Banco Santander: One Man's Fear is Another Man's Opportunity
NEW YORK (TheStreet) -- Spanish banks have been in the headlines for months now, as investors (and the Spanish government) ponder their solvency and fate. One bank that is attractive to investors is arguably one of the most misunderstood banks trading: Banco Santander(SAN) .
Banco Santander provides a range of banking and financial products. It offers various deposit products, such as demand and time deposits; savings and current accounts; repurchase agreements; mortgages and personal loans; consumer finance; and telephone, mobile and online banking services. The company operates primarily in Spain, the United Kingdom, other European countries, Brazil and other Latin American countries and the United States. As of Dec. 31 it had 6,608 branch offices in continental Europe; 1,379 branches in the United Kingdom; 6,046 branches in Latin America; and 723 branches in the United States.
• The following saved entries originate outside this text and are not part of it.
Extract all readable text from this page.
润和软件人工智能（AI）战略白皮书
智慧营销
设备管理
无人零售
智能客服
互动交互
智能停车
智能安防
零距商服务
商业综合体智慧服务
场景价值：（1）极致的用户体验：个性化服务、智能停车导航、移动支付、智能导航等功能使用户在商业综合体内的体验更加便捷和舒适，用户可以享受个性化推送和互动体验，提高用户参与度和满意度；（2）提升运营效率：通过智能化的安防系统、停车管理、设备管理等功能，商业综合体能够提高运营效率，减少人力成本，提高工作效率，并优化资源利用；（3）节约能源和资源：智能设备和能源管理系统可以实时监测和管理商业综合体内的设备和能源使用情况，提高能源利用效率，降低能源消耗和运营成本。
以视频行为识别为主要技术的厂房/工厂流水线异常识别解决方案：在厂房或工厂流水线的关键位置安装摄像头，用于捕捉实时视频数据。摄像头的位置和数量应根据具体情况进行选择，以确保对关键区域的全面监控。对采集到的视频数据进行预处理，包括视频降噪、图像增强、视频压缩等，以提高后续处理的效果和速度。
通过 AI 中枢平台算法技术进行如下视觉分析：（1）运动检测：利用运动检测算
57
From the description of the company, we can see that the bank is involved in more markets than just Spain and the surrounding countries. This is the primary driver of the opportunity. Many investors mistakenly believe the bank derives the majority of its profits from Spain, but upon closer investigation, this is not the truth.
As the below chart details, Spain and Portugal (and, heck, the rest of Europe ex-Germany) account for less than 20% of net attributable profit. This is less a Spanish bank than it is a Latin American bank based in Spain. This fact is too often overlooked.
Once an investor can get past the mischaracterization of the bank, Santander looks extremely compelling; it trades at approximately 64% of book value, has a dividend yield of 14%, a forward P/E of 7.6x, a PEG ratio of 0.55 and strong core capital ratios. As with any investment, further investigation is warranted.
One of the largest concerns noted with Spanish banks (or just about any bank) is real estate exposure after the popping of the bubble in Spain. Santander is in an enviable position within Spain, as its exposure is not as heavy as other banks' and it is well provisioned for the sector.